Treatment with sorafenib has been shown to induce autophagy in HCC cells (Tai et al. 2013), and involvement of autophagy in acquired resistance to sorafenib in HCC cell lines has been demonstrated (Zhai et al. 2014). As autophagy counteracts the anti-proliferative effects of sorafenib, we investigated the effects of combined treatment with sorafenib and FTY720. Different studies have reported either induction (Zhang et al. 2010; Wallington-Beddoe et al. 2011; Liao et al. 2012) or blockage of autophagy by treatment of cancer cells with FTY720, the latter leading to enhanced effect of milatuzumab in mantle cell lymphoma (Alinari et al. 2012). During cytoprotective autophagy, the p62 protein levels decrease due to degradation in the autolysosome, whereas increased p62 levels may reflect a blockage in autophagy. Our results indicate that treatment with sorafenib alone induced autophagy in Huh7, as increasing doses of sorafenib caused a gradual slight increase in LC3II protein and concomitant decrease in p62 protein levels. In contrast, we observed higher protein levels of both LC3II and p62 following combined treatment with sorafenib and FTY720, indicating that FTY720 protects both proteins from degradation, possibly through blocking the conversion of autophagosomes to autolysosomes. Inhibition of autophagy with chloroquine has earlier been shown to potentiate sorafenib-induced apoptosis in vitro and antitumor effects in vivo in HCC cell lines and Huh7 xenografts, respectively (Shi et al. 2011; Shimizu et al. 2012). In line with these observations, inhibition of autophagy by FTY720 may underlie our observed synergistic effects on cell cycle arrest and cell death in response to combined treatment with sorafenib and FTY720.

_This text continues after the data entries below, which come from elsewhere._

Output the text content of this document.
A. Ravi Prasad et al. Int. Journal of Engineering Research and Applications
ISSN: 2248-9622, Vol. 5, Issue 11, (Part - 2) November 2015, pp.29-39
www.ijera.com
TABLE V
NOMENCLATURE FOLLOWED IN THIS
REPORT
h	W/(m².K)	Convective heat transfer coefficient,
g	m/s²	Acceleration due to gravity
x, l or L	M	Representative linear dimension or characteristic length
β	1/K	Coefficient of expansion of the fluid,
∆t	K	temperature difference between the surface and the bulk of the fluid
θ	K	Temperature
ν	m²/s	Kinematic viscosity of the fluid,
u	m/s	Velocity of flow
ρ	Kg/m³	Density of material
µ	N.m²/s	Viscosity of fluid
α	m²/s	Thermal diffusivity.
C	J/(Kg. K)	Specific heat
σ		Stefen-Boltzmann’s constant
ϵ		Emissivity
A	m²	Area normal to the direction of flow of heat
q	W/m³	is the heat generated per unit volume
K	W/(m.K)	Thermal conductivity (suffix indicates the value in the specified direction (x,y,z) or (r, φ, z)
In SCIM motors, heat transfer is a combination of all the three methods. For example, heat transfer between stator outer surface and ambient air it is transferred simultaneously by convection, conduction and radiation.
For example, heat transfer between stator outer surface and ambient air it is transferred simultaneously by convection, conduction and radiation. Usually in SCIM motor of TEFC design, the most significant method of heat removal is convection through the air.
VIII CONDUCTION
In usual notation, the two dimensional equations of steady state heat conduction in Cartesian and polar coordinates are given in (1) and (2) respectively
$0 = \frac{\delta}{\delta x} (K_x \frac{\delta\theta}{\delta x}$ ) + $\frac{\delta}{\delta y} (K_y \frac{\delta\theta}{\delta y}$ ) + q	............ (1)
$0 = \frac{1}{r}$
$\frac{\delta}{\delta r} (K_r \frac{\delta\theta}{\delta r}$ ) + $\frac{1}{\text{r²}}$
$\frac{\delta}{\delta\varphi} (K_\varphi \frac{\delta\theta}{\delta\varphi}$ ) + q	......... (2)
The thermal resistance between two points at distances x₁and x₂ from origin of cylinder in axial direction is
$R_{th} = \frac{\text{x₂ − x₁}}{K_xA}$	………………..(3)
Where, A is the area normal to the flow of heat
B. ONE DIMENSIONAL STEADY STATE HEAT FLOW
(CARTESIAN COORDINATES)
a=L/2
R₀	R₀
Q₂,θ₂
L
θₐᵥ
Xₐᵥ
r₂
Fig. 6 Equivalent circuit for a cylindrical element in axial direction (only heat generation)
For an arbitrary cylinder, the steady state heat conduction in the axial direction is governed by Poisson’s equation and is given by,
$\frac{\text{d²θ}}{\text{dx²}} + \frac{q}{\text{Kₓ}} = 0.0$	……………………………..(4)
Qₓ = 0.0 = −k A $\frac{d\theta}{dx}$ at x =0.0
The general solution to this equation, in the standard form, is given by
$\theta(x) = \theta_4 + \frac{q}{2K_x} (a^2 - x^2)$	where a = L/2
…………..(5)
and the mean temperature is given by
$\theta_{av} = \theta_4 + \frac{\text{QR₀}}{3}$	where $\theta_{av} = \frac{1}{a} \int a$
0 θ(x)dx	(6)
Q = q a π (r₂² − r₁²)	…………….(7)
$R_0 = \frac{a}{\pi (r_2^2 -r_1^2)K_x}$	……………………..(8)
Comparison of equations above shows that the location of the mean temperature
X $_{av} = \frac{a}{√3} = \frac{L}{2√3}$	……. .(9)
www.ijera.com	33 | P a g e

In conclusion, we have shown that FTY720 enhanced the decrease in viability observed after treatment of Huh7 and HepG2 cells with sorafenib alone. Combined treatment of Huh7 cells with sorafenib and FTY720 generated synergistic effects on cell cycle arrest and apoptosis, possibly through blockage of autophagy. Our results suggest that FTY720 sensitizes HCC cells to sorafenib, and enhances its cytotoxic effects. This encourages further studies aiming at combinatorial use of FTY720 and sorafenib, both of which are in clinical use, in order to improve the outcome of HCC treatment.